Would it be too monotonous to rhyme a children’s book using the same technique for the whole book or is it essential that I change the style?
I'm having trouble recalling any rhyming book I read at that age (and I've got the Grinch and the Lorax partially commited to memory) that didn't violate the established pattern of rhymes... The opening page of the Lorax breaks the pattern, but it's a rare break (At the far end of town/ where the grickle grass grows/ and the wind smells still/ and sour when it blows/ and no birds ever sing/ excepting old crows/ is the street/ of the lifted Lorax), but the book follows an ABCBDB pattern for most of the story otherwise. The Grinch never deviates from an ABCB pattern (All the Whos down in Whoville/ Liked Christmas a lot/ But the Grinch, who lived just north of Whovill/ did not).

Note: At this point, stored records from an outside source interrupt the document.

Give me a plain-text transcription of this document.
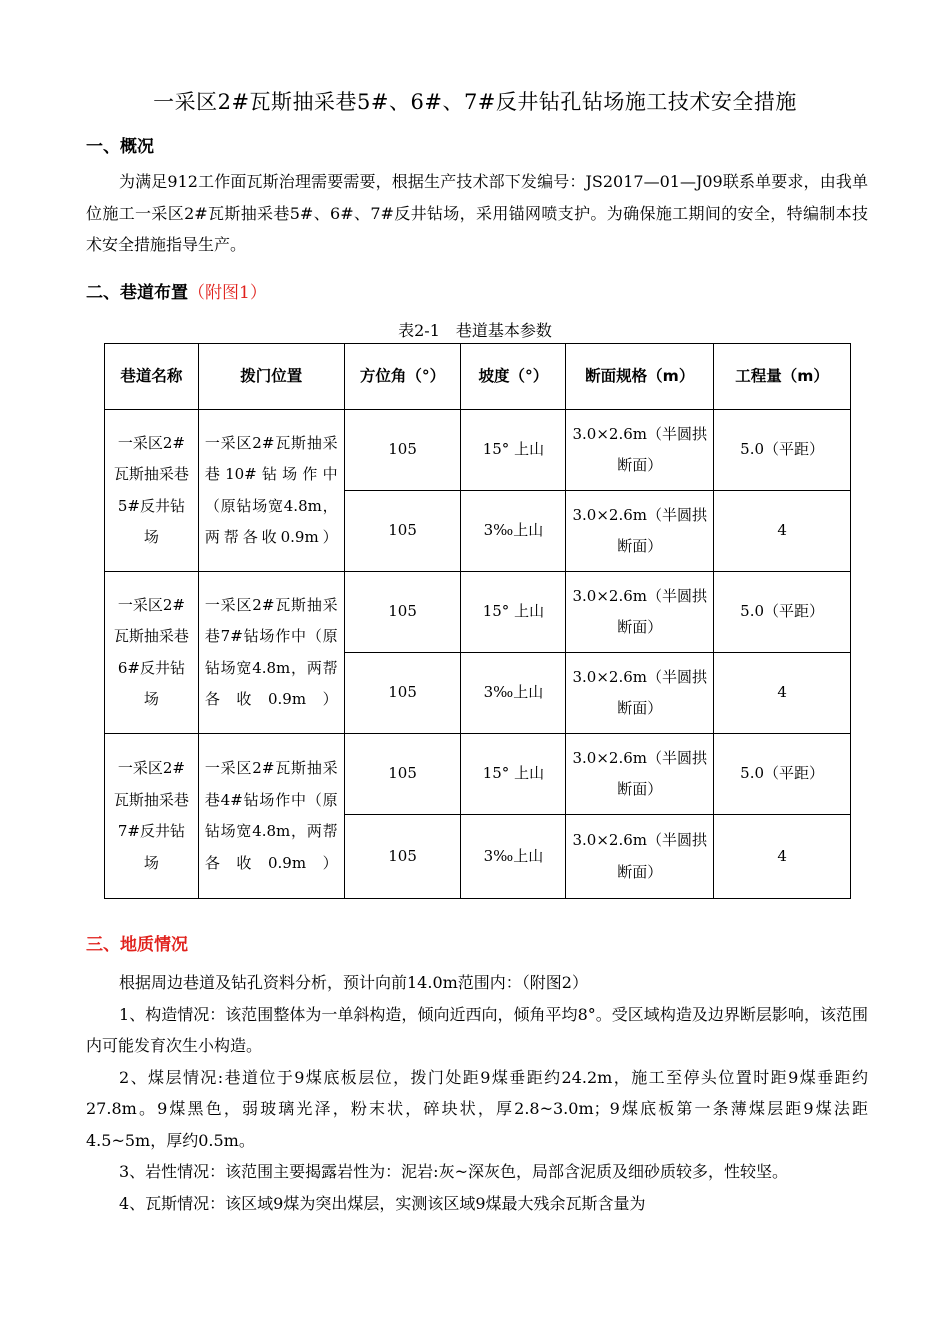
一采区2#瓦斯抽采巷5#、6#、7#反井钻孔钻场施工技术安全措施
一、概况
为满足912工作面瓦斯治理需要需要，根据生产技术部下发编号：JS2017—01—J09联系单要求，由我单位施工一采区2#瓦斯抽采巷5#、6#、7#反井钻场，采用锚网喷支护。为确保施工期间的安全，特编制本技术安全措施指导生产。
二、巷道布置（附图1）
表2-1　巷道基本参数
巷道名称	拨门位置	方位角（°）	坡度（°）	断面规格（m）	工程量（m）
一采区2#瓦斯抽采巷5#反井钻场	一采区2#瓦斯抽采巷10#钻场作中（原钻场宽4.8m，两帮各收0.9m）	105	15° 上山	3.0×2.6m（半圆拱断面）	5.0（平距）
		105	3‰上山	3.0×2.6m（半圆拱断面）	4
一采区2#瓦斯抽采巷6#反井钻场	一采区2#瓦斯抽采巷7#钻场作中（原钻场宽4.8m，两帮各收0.9m）	105	15° 上山	3.0×2.6m（半圆拱断面）	5.0（平距）
		105	3‰上山	3.0×2.6m（半圆拱断面）	4
一采区2#瓦斯抽采巷7#反井钻场	一采区2#瓦斯抽采巷4#钻场作中（原钻场宽4.8m，两帮各收0.9m）	105	15° 上山	3.0×2.6m（半圆拱断面）	5.0（平距）
		105	3‰上山	3.0×2.6m（半圆拱断面）	4
三、地质情况
根据周边巷道及钻孔资料分析，预计向前14.0m范围内：（附图2）
1、构造情况：该范围整体为一单斜构造，倾向近西向，倾角平均8°。受区域构造及边界断层影响，该范围内可能发育次生小构造。
2、煤层情况:巷道位于9煤底板层位，拨门处距9煤垂距约24.2m，施工至停头位置时距9煤垂距约27.8m。9煤黑色，弱玻璃光泽，粉末状，碎块状，厚2.8~3.0m；9煤底板第一条薄煤层距9煤法距4.5~5m，厚约0.5m。
3、岩性情况：该范围主要揭露岩性为：泥岩:灰~深灰色，局部含泥质及细砂质较多，性较坚。
4、瓦斯情况：该区域9煤为突出煤层，实测该区域9煤最大残余瓦斯含量为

There is a strong case that Suess breaks formula only on the opening page, to add a critical establishing moment (Lorax: Emphasizing that this is the story of the origin of the Street's Name. Grinch: Establishes the Grinch is an outsider to the Whos and his rejection of Christmas).
The only other time I would recommend a subversive rhyme pattern would be if you're clearly set up to say a naughty word and do a last minute word swap... see the first Shrek Film and the little song about the rules of the Kingdom... notice which body part is facing the audience when they have to make a rhyme to the line "keep off the grass".
Overall though, the rhyme scheme should be kept the same because the pattern is going to carry the story and here the pattern is important for the children as the repetition is supposed to help with learning words and making memories. Consider the rhyming couplets used in "Green Eggs and Ham" where the story will do a long recursive list of conditions under which the character would not the titular feast. It's a long list, but can easily be remembered that he would not eat them in a box, he would not eat them with a fox, he would not eat them on a train, he would not eat them in the rain, he would not eat them hear or there, he would not eat them anywhere, for he does not like Green Eggs and Ham, he does not like them, Sam-I-Am.
And again, I remind you I am an adult and unaided gave a sample of several of Suess's lauded works (from memory, though I have no way of demonstrating that when writing) specifically because I'm looking to fill the rhyming pattern. And at the time I was a child, I had several adults convinced I could read at three years old, cause my finger would follow under the words I committed to memory (I was really imitating my parents, who both did the same thing as they read... but hey, gotta start somewhere).